In Q-learning (and in general value based reinforcement learning) we are typically interested in learning a Q-function, $Q(s, a)$. This is defined as
$$Q(s, a) = \mathbb{E}_\pi\left[ G_t | S_t = s, A_t = a \right]\;.$$
For tabular Q-learning, where you have a finite state and action space you can maintain a table lookup that maintains your current estimate of the Q-value. Note that in practice even the spaces being finite might not be enough to not use function approximation, if e.g. your state space contains a large number, say $10^{10000}$, of states, then it might not be manageable to maintain a separate Q-function for each state-action pair
When you have an infinite state space (and/or action space) then it becomes impossible to use a table, and so you need to use function approximation to generalise across states. This is typically done using a deep neural network due to their expressive power -- aka, a deep Q-network (DQN). As a technical aside, the Q-networks don't usually take state and action as input, but take in a representation of the state (e.g. a $d$-dimensional vector, or an image) and output a real valued vector of size $|\mathcal{A}|$, where $\mathcal{A}$ is the action space.

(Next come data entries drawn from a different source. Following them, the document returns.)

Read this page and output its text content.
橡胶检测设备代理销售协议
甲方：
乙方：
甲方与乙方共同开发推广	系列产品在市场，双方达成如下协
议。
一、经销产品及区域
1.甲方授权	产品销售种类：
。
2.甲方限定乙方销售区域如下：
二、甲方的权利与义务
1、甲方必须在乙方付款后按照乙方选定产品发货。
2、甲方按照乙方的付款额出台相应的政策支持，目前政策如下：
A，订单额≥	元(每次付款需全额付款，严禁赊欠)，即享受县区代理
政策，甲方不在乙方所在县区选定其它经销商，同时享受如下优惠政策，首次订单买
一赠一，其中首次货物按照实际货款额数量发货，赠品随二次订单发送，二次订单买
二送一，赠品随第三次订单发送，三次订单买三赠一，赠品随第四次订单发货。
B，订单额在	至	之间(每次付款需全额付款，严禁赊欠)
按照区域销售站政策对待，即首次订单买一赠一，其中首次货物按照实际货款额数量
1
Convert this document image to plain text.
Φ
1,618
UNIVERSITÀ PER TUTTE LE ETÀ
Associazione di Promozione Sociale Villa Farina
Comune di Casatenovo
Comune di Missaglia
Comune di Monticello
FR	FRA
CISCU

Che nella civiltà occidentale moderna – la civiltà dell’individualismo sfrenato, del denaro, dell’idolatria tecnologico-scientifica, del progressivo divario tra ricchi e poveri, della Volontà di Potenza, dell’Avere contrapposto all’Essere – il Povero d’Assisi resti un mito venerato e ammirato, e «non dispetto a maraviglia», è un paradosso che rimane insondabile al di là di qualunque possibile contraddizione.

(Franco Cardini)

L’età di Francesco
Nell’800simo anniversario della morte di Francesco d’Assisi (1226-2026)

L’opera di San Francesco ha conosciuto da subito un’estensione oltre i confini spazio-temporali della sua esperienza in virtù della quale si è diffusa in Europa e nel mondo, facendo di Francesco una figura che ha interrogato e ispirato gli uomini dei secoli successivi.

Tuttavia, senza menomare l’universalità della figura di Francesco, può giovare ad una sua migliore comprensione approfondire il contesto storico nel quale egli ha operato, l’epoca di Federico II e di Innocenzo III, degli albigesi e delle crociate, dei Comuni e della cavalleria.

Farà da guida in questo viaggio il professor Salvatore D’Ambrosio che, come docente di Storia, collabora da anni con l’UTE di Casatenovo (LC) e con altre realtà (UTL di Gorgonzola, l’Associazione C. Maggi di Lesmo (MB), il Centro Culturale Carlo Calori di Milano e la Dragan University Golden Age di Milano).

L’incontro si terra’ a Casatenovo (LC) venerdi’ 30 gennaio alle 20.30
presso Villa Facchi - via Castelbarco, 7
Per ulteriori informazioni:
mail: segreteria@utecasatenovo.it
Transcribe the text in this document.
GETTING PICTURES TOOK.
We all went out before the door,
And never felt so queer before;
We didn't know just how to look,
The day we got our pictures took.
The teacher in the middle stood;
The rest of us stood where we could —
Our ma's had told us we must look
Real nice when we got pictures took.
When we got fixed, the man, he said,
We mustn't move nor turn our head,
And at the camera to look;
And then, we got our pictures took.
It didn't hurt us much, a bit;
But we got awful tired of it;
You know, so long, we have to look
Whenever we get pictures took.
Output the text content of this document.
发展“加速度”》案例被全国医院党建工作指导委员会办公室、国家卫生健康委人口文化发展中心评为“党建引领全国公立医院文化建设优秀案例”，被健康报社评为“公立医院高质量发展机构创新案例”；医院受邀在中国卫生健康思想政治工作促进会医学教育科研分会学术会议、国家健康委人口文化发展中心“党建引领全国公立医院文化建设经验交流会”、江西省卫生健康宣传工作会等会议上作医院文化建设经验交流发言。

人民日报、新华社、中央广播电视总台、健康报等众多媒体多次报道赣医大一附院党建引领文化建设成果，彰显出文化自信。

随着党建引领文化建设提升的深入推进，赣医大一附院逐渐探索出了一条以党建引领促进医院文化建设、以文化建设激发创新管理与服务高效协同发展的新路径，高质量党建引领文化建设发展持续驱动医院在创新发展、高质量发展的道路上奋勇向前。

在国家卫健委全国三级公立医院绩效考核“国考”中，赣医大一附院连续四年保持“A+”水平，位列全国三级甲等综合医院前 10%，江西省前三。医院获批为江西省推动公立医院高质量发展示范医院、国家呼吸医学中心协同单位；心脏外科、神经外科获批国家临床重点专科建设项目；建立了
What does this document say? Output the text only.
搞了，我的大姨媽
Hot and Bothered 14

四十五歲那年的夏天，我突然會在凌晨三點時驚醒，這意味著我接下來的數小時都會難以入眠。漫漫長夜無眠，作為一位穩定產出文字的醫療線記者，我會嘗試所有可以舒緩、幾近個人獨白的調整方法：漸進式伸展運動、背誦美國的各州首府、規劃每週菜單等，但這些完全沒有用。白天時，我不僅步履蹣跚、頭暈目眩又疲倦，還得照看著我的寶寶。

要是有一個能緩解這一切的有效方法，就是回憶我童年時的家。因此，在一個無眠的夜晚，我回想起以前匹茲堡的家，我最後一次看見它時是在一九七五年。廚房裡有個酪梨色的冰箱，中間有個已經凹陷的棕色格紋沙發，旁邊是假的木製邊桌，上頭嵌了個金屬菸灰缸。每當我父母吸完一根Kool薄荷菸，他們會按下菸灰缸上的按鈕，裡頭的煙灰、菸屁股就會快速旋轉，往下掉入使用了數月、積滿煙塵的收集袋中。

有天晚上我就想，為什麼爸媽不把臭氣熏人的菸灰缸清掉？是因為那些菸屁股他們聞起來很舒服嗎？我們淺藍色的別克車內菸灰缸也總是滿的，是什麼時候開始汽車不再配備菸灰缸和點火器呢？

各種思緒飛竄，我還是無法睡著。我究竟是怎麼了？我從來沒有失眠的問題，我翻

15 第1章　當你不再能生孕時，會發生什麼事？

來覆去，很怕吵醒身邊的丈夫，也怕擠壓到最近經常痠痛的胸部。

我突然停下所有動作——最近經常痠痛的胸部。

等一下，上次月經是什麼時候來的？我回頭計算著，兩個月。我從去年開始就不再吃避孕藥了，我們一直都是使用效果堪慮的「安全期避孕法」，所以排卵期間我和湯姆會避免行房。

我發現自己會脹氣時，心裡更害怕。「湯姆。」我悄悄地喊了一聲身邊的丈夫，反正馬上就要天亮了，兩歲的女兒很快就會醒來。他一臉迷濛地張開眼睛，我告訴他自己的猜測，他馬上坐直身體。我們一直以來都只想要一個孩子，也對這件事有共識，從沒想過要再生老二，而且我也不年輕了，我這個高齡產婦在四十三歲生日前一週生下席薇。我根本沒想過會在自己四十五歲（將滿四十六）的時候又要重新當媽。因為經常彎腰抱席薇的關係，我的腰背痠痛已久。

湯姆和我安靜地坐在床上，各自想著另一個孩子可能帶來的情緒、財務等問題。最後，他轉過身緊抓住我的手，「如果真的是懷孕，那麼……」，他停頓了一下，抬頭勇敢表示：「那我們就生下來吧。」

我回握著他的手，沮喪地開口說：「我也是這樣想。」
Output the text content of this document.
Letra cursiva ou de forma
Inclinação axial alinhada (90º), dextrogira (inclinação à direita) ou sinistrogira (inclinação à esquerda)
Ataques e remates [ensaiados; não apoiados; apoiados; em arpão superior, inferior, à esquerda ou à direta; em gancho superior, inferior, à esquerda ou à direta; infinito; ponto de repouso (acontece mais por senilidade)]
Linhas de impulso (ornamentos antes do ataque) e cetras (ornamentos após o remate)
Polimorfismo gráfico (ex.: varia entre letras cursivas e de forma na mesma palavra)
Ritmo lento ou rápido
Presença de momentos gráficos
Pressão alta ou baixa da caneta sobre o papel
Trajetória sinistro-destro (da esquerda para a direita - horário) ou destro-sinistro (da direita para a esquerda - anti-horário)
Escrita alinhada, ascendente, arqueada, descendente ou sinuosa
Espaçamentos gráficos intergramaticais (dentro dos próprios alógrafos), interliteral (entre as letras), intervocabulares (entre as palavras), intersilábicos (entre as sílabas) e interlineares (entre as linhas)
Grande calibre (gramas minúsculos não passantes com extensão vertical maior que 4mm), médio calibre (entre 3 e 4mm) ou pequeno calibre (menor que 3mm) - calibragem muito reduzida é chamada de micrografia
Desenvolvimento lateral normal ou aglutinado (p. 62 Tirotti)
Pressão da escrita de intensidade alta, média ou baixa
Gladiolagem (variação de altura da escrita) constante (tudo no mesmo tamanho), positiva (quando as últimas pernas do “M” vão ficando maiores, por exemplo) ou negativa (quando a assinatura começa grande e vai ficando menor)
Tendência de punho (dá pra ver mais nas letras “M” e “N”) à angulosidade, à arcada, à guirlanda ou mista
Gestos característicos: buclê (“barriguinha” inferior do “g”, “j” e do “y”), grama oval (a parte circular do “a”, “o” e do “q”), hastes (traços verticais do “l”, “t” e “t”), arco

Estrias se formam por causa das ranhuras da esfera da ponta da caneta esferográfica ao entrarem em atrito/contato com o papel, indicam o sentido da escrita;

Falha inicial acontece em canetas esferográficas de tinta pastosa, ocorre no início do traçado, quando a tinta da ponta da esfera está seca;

Now, it seems in your question that you're confused as to why you use a model (the neural network) when Q-learning is, as you rightly say, model-free. The answer here is that when we talk about RL algorithms being model-free we are not talking about how the value-functions or policy are parameterised, we are actually talking about whether the algorithms use a model of the transition dynamics to help with their learning. That is, a model free algorithm doesn't use any knowledge about $p(s' | s, a)$ (other than implicitly through repeated interactions with the environment), whereas model-based methods look to use this transition function explicitly - it can be known exactly such as in Atari environments, or it can approximated/learnt - to perform planning with the dynamics, or generate artificial data to learn from, etc.